As Randy looks around him and sees how empty his life outside of the limelight is - a crappy job, a ratty trailer to call home, an estranged daughter, a sort-of-maybe girlfriend - my heart ached. I felt his confusion and fear as he scrambled to build a few connections, to root himself in a real world where relationships are not choreographed and there is no roaring crowd to render even the most egregious sin forgiven.

This film brought tears to my eyes, and made my heart literally ache at the vast emptiness this simple but quintessentially good man lives in. I have always loved Scorcese's Raging Bull for its ability to make the audience understand even a little bit the way that Jake LaMotta sees the world - but in the end La Motta never boils down to anything but a wounded animal.

Randy the Ram is wounded, but it's his heart that is broken by more than cardiac arrest, and he understands instinctively that his redemption is not to be found in the ring - even though that may be all that is left.

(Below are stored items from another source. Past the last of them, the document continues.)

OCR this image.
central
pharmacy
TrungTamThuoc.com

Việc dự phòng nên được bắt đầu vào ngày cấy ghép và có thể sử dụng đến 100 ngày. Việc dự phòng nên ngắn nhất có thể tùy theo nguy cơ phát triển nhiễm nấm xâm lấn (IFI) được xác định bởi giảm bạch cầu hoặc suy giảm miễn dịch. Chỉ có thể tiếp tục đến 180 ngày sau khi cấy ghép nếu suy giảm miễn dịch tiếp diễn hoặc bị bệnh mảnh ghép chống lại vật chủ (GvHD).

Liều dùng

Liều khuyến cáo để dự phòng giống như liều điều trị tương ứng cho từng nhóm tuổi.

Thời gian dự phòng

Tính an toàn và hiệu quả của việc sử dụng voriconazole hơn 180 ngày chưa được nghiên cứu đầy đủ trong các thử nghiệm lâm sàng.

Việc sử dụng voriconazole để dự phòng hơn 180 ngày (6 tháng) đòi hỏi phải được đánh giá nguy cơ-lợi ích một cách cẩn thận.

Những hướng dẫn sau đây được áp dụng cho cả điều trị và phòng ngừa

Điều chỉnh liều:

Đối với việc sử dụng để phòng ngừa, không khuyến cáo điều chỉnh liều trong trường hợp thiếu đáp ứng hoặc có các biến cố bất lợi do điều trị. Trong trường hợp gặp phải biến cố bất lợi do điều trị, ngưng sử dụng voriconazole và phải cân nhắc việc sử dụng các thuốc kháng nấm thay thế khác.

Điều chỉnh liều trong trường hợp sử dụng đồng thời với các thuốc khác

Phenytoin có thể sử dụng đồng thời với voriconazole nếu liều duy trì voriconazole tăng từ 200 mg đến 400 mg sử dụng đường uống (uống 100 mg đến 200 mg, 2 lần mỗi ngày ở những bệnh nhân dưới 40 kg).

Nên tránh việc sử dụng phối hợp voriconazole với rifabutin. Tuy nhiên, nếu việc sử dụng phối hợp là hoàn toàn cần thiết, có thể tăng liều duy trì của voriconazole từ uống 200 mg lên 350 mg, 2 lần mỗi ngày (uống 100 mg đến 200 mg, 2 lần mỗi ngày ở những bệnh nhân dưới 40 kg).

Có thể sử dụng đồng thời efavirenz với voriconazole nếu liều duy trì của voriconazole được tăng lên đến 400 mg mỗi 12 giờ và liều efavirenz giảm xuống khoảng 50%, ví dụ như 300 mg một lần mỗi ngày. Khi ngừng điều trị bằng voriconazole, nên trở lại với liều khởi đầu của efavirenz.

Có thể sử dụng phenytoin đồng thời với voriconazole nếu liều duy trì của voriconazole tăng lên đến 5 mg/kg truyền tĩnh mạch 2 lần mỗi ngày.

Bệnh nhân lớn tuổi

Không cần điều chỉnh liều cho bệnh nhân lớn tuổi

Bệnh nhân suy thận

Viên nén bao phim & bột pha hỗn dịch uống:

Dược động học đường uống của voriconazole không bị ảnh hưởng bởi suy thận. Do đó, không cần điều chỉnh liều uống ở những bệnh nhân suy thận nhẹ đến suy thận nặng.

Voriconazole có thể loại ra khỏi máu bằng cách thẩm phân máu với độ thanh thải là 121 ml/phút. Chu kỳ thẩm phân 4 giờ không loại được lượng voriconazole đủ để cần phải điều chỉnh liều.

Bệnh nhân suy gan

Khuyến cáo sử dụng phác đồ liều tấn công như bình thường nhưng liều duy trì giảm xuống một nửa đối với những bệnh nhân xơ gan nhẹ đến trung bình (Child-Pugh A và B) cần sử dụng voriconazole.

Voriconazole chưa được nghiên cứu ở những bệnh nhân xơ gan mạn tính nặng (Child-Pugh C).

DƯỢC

I lament the fact that I missed The Wrestler in theatres, where I could have sat in the dark sharing the experience with the crowd and savoring that glorious last shot, and the abrupt climax, haunted as it is by the spectre of what could have been. It's not often that we have a chance to see such powerful performances as those given by Rourke and Marisa Tomei as they wound and soothe each other - their characters have both been used hard in this life, and they have so much to give each other.

The Wrestler is a compelling portrait of the human condition, and a true masterpiece of cinema. I saw Milk, and I respect Sean Penn - but Rourke deserved the Oscar.